The White House Press secretary tweeted:

This marks the first time Biden has skipped the annual Super Bowl Sunday interview with an English language news outlet. He sat down with Lester Holt last year for a Super Bowl pregame interview when NBC had rights to the game, and with Norah O’Donnell for a Super Bowl pregame interview in 2021 when CBS had rights to the game.

President Biden has given multiple TV interviews since Tuesday’s State of the Union address. He sat down with Judy Woodruff on Wednesday for PBS NewsHour, and with Julio Vaqueiro on Thursday for Noticias Telemundo.
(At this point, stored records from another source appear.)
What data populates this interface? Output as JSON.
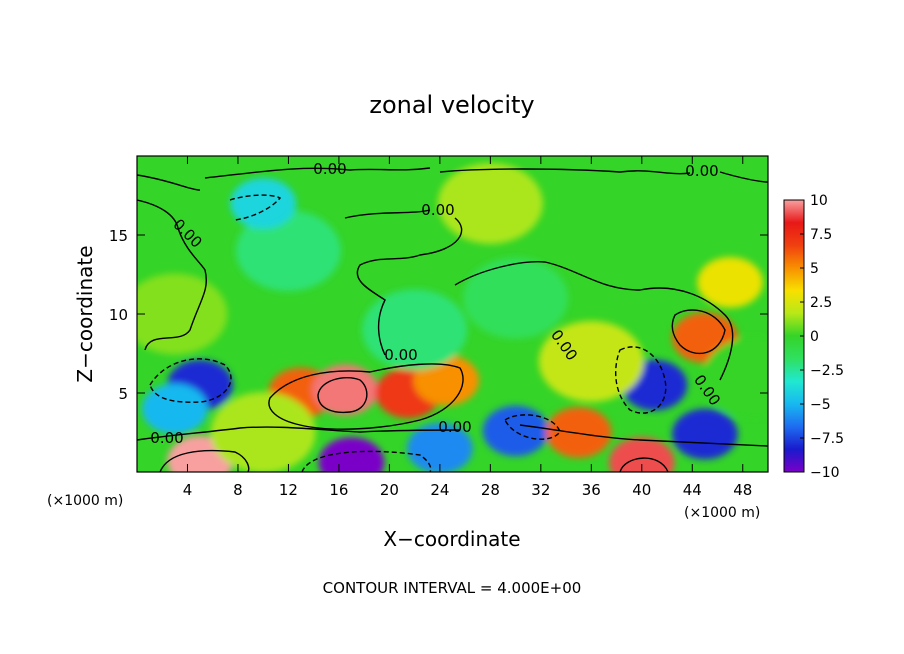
{
  "chart_data": {
    "type": "heatmap",
    "title": "zonal velocity",
    "xlabel": "X−coordinate",
    "ylabel": "Z−coordinate",
    "x_unit": "(×1000 m)",
    "xlim": [
      0,
      50
    ],
    "ylim": [
      0,
      20
    ],
    "x_ticks": [
      4,
      8,
      12,
      16,
      20,
      24,
      28,
      32,
      36,
      40,
      44,
      48
    ],
    "y_ticks": [
      5,
      10,
      15
    ],
    "colorbar": {
      "range": [
        -10,
        10
      ],
      "ticks": [
        10,
        7.5,
        5,
        2.5,
        0,
        -2.5,
        -5,
        -7.5,
        -10
      ],
      "tick_labels": [
        "10",
        "7.5",
        "5",
        "2.5",
        "0",
        "−2.5",
        "−5",
        "−7.5",
        "−10"
      ]
    },
    "colors": [
      "#7a00c8",
      "#1a1acc",
      "#1e6cf0",
      "#18b8f0",
      "#20e8d0",
      "#30e060",
      "#34d428",
      "#b8e818",
      "#f8e000",
      "#f89000",
      "#f04010",
      "#e81818",
      "#f8a0a0"
    ],
    "contour_interval_text": "CONTOUR INTERVAL = 4.000E+00",
    "contour_labels": [
      "0.00",
      "0.00",
      "0.00",
      "0.00",
      "0.00",
      "0.00",
      "0.00",
      "0.00",
      "0.00"
    ],
    "field_features": [
      {
        "x": 5,
        "z": 5.5,
        "value": -8
      },
      {
        "x": 3,
        "z": 4,
        "value": -5
      },
      {
        "x": 12,
        "z": 14,
        "value": -2
      },
      {
        "x": 10,
        "z": 17,
        "value": -4
      },
      {
        "x": 13,
        "z": 5,
        "value": 6
      },
      {
        "x": 16.5,
        "z": 5.2,
        "value": 9.5
      },
      {
        "x": 21.5,
        "z": 5,
        "value": 7
      },
      {
        "x": 24.5,
        "z": 5.8,
        "value": 5
      },
      {
        "x": 17,
        "z": 0.6,
        "value": -10
      },
      {
        "x": 24,
        "z": 1.5,
        "value": -6
      },
      {
        "x": 30,
        "z": 2.6,
        "value": -7
      },
      {
        "x": 5,
        "z": 0.7,
        "value": 10
      },
      {
        "x": 40,
        "z": 0.6,
        "value": 9
      },
      {
        "x": 35,
        "z": 2.5,
        "value": 6
      },
      {
        "x": 41,
        "z": 5.5,
        "value": -8
      },
      {
        "x": 45,
        "z": 2.4,
        "value": -8
      },
      {
        "x": 45,
        "z": 8.5,
        "value": 6
      },
      {
        "x": 47,
        "z": 12,
        "value": 3
      },
      {
        "x": 22,
        "z": 9,
        "value": -2
      },
      {
        "x": 30,
        "z": 11,
        "value": -1.5
      },
      {
        "x": 3,
        "z": 10,
        "value": 1
      },
      {
        "x": 28,
        "z": 17,
        "value": 1.5
      },
      {
        "x": 36,
        "z": 7,
        "value": 2
      },
      {
        "x": 10,
        "z": 2.5,
        "value": 1.5
      },
      {
        "x": 49,
        "z": 6,
        "value": 0
      }
    ]
  }
}
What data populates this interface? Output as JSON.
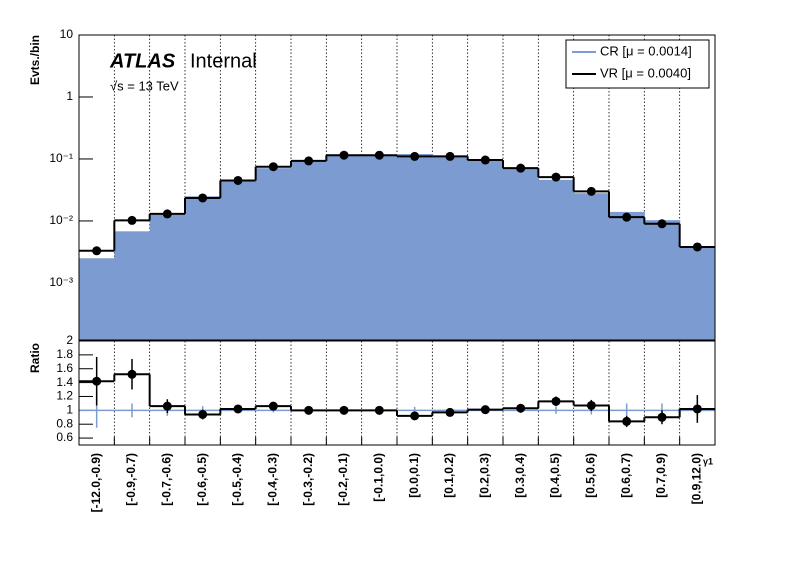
{
  "chart_data": [
    {
      "type": "hist_log",
      "atlas_label": "ATLAS",
      "status": "Internal",
      "energy": "√s = 13 TeV",
      "ylabel": "Evts./bin",
      "log_y": true,
      "grid_x": true,
      "legend": "upper right",
      "ylim": [
        0.00012,
        10
      ],
      "yticks": [
        {
          "value": 0.001,
          "label": "10⁻³"
        },
        {
          "value": 0.01,
          "label": "10⁻²"
        },
        {
          "value": 0.1,
          "label": "10⁻¹"
        },
        1,
        10
      ],
      "series": [
        {
          "name": "CR [μ = 0.0014]",
          "color": "#7b9bd1",
          "style": "filled",
          "values": [
            0.0025,
            0.0068,
            0.0125,
            0.025,
            0.044,
            0.071,
            0.093,
            0.115,
            0.116,
            0.12,
            0.114,
            0.095,
            0.069,
            0.046,
            0.028,
            0.014,
            0.0103,
            0.0037
          ]
        },
        {
          "name": "VR [μ = 0.0040]",
          "color": "#000000",
          "style": "points",
          "values": [
            0.0033,
            0.0102,
            0.013,
            0.0235,
            0.045,
            0.075,
            0.093,
            0.115,
            0.115,
            0.11,
            0.11,
            0.096,
            0.071,
            0.051,
            0.03,
            0.0115,
            0.009,
            0.0038
          ]
        }
      ]
    },
    {
      "type": "ratio",
      "ylabel": "Ratio",
      "xlabel": "γ1",
      "grid_x": true,
      "categories": [
        "[-12.0,-0.9)",
        "[-0.9,-0.7)",
        "[-0.7,-0.6)",
        "[-0.6,-0.5)",
        "[-0.5,-0.4)",
        "[-0.4,-0.3)",
        "[-0.3,-0.2)",
        "[-0.2,-0.1)",
        "[-0.1,0.0)",
        "[0.0,0.1)",
        "[0.1,0.2)",
        "[0.2,0.3)",
        "[0.3,0.4)",
        "[0.4,0.5)",
        "[0.5,0.6)",
        "[0.6,0.7)",
        "[0.7,0.9)",
        "[0.9,12.0)"
      ],
      "ylim": [
        0.5,
        2
      ],
      "yticks": [
        0.6,
        0.8,
        1,
        1.2,
        1.4,
        1.6,
        1.8,
        2
      ],
      "series": [
        {
          "name": "CR",
          "color": "#7b9bd1",
          "values": [
            1,
            1,
            1,
            1,
            1,
            1,
            1,
            1,
            1,
            1,
            1,
            1,
            1,
            1,
            1,
            1,
            1,
            1
          ],
          "errors": [
            0.25,
            0.1,
            0.08,
            0.06,
            0.04,
            0.03,
            0.03,
            0.02,
            0.02,
            0.05,
            0.03,
            0.03,
            0.04,
            0.05,
            0.06,
            0.1,
            0.1,
            0.12
          ]
        },
        {
          "name": "VR",
          "color": "#000000",
          "values": [
            1.42,
            1.52,
            1.06,
            0.94,
            1.02,
            1.06,
            1.0,
            1.0,
            1.0,
            0.92,
            0.97,
            1.01,
            1.03,
            1.13,
            1.07,
            0.84,
            0.9,
            1.02
          ],
          "errors": [
            0.35,
            0.22,
            0.1,
            0.07,
            0.05,
            0.04,
            0.03,
            0.03,
            0.03,
            0.05,
            0.04,
            0.04,
            0.04,
            0.07,
            0.08,
            0.08,
            0.1,
            0.2
          ]
        }
      ]
    }
  ]
}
A televised interview featuring POTUS on Super Bowl Sunday has become a tradition, going back to 2004 when CBS Sports’ Jim Nantz sat down with then President George W. Bush in 2004 before the big game. The live interviews continued with President Barack Obama. However, they became taped once Donald Trump became president. Trump’s first Super Bowl interview, with then-Fox News host Bill O’Reilly, took place in 2017. He broke off the tradition in 2018 when NBC had rights to the game. Trump’s refusal to sit down with NBC for a Super Bowl Sunday chat stemmed from anger over a 2017 interview he did with Holt, during which Trump told the veteran anchor that when he fired FBI Director James Comey, “I said to myself, you know, this Russia thing with Trump and Russia is a made-up story.” The interview gave prosecutors in the Mueller investigation yet another reason to think Trump had sought to obstruct justice, and Trump later claimed NBC was “fudging” the tape to make him look bad.

After a year off, Trump sat down with CBS’ Margaret Brennan in 2019 and Fox News’ Sean Hannity in 2020.